God never shows up at the door unannounced. He knows that there might be cat hairs all over the living room couch and that the kids probably left their gym shoes and sweatshirts in the den and that you fully intended to have those leaves on the front lawn raked up over the weekend, so he always phones ahead to save his faithful even mild embarrassment. Well, God does not exactly phone ahead, but he always makes his appearances known well ahead of time. He chooses not to catch his people off guard.
In the opening verses of St. Mark’s Gospel account, to be read at Mass this coming Sunday, the evangelist blends three Scriptural announcements of God’s anticipated arrival into human history and of God’s thoughtfulness in sending advanced notice of his awesome advent. The ancient Jews, as is known, had a challenging trek through the desert to arrive at the Promised Land. The book of Exodus (23:20) reveals that God prepared his people for their new homeland and for their eventual union with him in Canaan through the guidance of a special messenger, a unique voice, an angel: “See, I am sending an angel before you, to guard you on the way and bring you to the place I have prepared. Be attentive to him and obey him. Do not rebel against him, for he will not forgive your sin. My authority is within him.”
Again, in the writings of Isaiah (40:3), God tips off the Israelites in exile in Babylon that God would soon be near and that they should prepare for his entrance into their lives once again: “A voice proclaims: In the wilderness prepare the way of the LORD! Make straight in the wasteland a highway for our God!” A little later in history, when the Jews had returned from Babylon and were getting settled in Jerusalem, the prophet Malachi (3:1) predicts help arriving from God to assist the Jews in their resettlement and in rebuilding Jerusalem’s temple for God’s arrival. “Now I am sending my messenger—he will prepare the way before me; And the lord whom you seek will come suddenly to his temple; The messenger of the covenant whom you desire—see, he is coming! says the LORD of hosts.”

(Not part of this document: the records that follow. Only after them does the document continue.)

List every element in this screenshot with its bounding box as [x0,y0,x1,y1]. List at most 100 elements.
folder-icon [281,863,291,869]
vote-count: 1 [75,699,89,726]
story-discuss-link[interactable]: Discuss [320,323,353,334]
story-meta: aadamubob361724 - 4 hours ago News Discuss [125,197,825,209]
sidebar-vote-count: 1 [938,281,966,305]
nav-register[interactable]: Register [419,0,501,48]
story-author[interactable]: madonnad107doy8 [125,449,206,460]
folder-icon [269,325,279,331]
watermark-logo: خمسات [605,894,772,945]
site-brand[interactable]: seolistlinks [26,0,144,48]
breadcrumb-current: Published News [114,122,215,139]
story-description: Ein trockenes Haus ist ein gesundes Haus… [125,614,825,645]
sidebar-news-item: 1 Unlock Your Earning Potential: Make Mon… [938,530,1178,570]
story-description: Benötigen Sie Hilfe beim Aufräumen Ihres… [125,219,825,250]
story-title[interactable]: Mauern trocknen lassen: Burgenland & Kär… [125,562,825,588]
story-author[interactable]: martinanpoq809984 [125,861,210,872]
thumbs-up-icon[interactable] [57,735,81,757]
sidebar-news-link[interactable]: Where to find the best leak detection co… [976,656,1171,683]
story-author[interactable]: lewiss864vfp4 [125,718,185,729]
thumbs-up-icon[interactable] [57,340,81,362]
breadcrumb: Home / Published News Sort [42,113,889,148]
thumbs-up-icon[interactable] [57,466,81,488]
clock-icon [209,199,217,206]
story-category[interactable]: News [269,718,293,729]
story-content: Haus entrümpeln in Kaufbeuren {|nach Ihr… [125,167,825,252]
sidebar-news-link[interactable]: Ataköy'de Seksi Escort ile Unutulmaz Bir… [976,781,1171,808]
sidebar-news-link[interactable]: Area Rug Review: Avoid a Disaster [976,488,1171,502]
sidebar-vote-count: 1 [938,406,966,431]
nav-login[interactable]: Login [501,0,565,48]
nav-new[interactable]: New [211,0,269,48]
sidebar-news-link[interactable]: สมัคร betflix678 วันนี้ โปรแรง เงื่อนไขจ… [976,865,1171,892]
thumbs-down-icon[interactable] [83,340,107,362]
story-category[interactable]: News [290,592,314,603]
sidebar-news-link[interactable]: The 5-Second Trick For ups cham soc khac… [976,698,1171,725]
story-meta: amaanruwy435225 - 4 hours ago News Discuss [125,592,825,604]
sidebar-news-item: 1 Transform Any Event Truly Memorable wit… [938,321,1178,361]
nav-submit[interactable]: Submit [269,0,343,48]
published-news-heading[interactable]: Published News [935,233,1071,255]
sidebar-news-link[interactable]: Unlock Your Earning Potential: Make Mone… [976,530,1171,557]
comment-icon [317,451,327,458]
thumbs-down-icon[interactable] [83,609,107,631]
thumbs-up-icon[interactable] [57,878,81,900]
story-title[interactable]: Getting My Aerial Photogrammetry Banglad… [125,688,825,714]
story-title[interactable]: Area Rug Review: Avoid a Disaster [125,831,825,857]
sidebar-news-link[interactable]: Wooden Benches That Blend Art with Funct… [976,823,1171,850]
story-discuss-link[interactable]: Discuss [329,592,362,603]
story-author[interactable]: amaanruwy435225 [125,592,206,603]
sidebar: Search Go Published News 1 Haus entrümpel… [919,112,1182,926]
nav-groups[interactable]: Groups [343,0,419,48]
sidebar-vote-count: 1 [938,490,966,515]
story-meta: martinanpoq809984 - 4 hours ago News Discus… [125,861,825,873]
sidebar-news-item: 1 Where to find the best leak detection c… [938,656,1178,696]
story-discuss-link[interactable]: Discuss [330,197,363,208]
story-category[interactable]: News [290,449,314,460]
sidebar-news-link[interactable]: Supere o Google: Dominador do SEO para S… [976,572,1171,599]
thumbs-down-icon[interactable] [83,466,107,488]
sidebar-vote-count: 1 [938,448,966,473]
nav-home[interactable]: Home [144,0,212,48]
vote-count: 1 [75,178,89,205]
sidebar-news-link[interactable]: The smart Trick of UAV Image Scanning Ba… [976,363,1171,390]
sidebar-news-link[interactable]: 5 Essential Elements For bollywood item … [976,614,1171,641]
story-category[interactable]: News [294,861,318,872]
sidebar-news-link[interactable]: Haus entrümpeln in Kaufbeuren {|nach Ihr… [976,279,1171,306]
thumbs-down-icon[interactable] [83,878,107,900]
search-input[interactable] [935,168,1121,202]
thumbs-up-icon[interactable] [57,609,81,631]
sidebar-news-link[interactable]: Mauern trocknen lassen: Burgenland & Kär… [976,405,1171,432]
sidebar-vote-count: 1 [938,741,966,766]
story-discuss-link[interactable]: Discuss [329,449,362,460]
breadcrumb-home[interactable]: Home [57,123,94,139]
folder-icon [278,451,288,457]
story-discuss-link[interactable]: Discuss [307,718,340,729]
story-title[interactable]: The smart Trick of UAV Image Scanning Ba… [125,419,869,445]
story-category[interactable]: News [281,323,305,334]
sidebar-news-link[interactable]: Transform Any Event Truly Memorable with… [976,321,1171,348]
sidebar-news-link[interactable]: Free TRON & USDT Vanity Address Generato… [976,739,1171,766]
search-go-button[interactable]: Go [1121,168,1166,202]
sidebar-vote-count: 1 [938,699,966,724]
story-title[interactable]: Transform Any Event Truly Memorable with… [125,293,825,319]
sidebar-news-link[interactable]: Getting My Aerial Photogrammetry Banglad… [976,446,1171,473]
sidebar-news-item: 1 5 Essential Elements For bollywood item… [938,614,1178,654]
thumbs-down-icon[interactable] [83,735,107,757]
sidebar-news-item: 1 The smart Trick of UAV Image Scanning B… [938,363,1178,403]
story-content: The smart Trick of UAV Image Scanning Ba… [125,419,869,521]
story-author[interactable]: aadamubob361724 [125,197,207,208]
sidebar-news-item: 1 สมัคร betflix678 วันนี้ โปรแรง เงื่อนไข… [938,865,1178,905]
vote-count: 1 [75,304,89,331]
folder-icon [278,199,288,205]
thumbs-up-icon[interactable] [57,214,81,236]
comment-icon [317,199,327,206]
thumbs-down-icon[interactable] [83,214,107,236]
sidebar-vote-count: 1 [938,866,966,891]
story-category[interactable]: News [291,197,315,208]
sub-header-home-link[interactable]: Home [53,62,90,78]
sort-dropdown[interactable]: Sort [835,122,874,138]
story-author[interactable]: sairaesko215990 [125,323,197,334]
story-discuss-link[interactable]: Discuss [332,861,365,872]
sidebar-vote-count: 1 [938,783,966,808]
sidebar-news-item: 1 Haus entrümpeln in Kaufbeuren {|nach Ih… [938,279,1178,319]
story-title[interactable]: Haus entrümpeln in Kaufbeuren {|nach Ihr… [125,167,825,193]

So God once sent an angel to the Jews in the desert; then God sent a voice to the Jews in Babylon; and God then sent a messenger to the Jews resettling the Holy Land. And now, preparing for the new dispensation, God sends John the Baptist: “John the Baptist appeared in the desert proclaiming a baptism of repentance for the forgiveness of sins (Mk 1:2).” John is not the message; he is simply the messenger. It will be through Christ that a further revelation will take place: “I have baptized you with water; he will baptize you with the Holy Spirit (Mk.1:8).”
God as Father fully recognizes how scattered the attentions of his human family can be. The Jews in the Sinai desert had much to worry them. The Jews in Babylon had no end of distractions. And the Jews recently re-settled in Judea were quite hassled. So, angels, voices and messengers were sorely needed to recall the Chosen People’s hearts and minds to the matter at hand. God was about to arrive powerfully into their midst and they had better be on their toes, or better still, on their knees to recognize, to accept and to know their loving God upon his arrival.
During the Christian era, the liturgical season of Advent is those weeks during which believers are warned to focus more pointedly on exactly who is about to enter their lives. The solemn purple décor of the church’s trappings and vestments vividly announces that something or someone different is on his way. The daily and Sunday Scripture readings for Advent recall God’s previous arrivals in salvation history and indicate that a new Divine entrance is about to occur. The Christian community itself, avoiding the secularity of the “holiday season,” may graphically announce the nearness of God by their selection of Christmas cards and Christmas decorations, allowing shepherds and Wise Men more prominence than snowmen and reindeer. Making sure a manger scene is prominently displayed in the home is an explicit evocation of the great events to come. Deliberate acts of charity toward the needy are always a herald of God’s nearness. And of course, participation in a Christmas Mass (even when it comes on a Monday) is the grandest indication that God is becoming powerfully present to his people once again. With the whole Christian community as herald, the words of Isaiah (40:5) will indeed be fulfilled: “Then the glory of the LORD shall be revealed, and all flesh shall see it together.” Come Lord Jesus!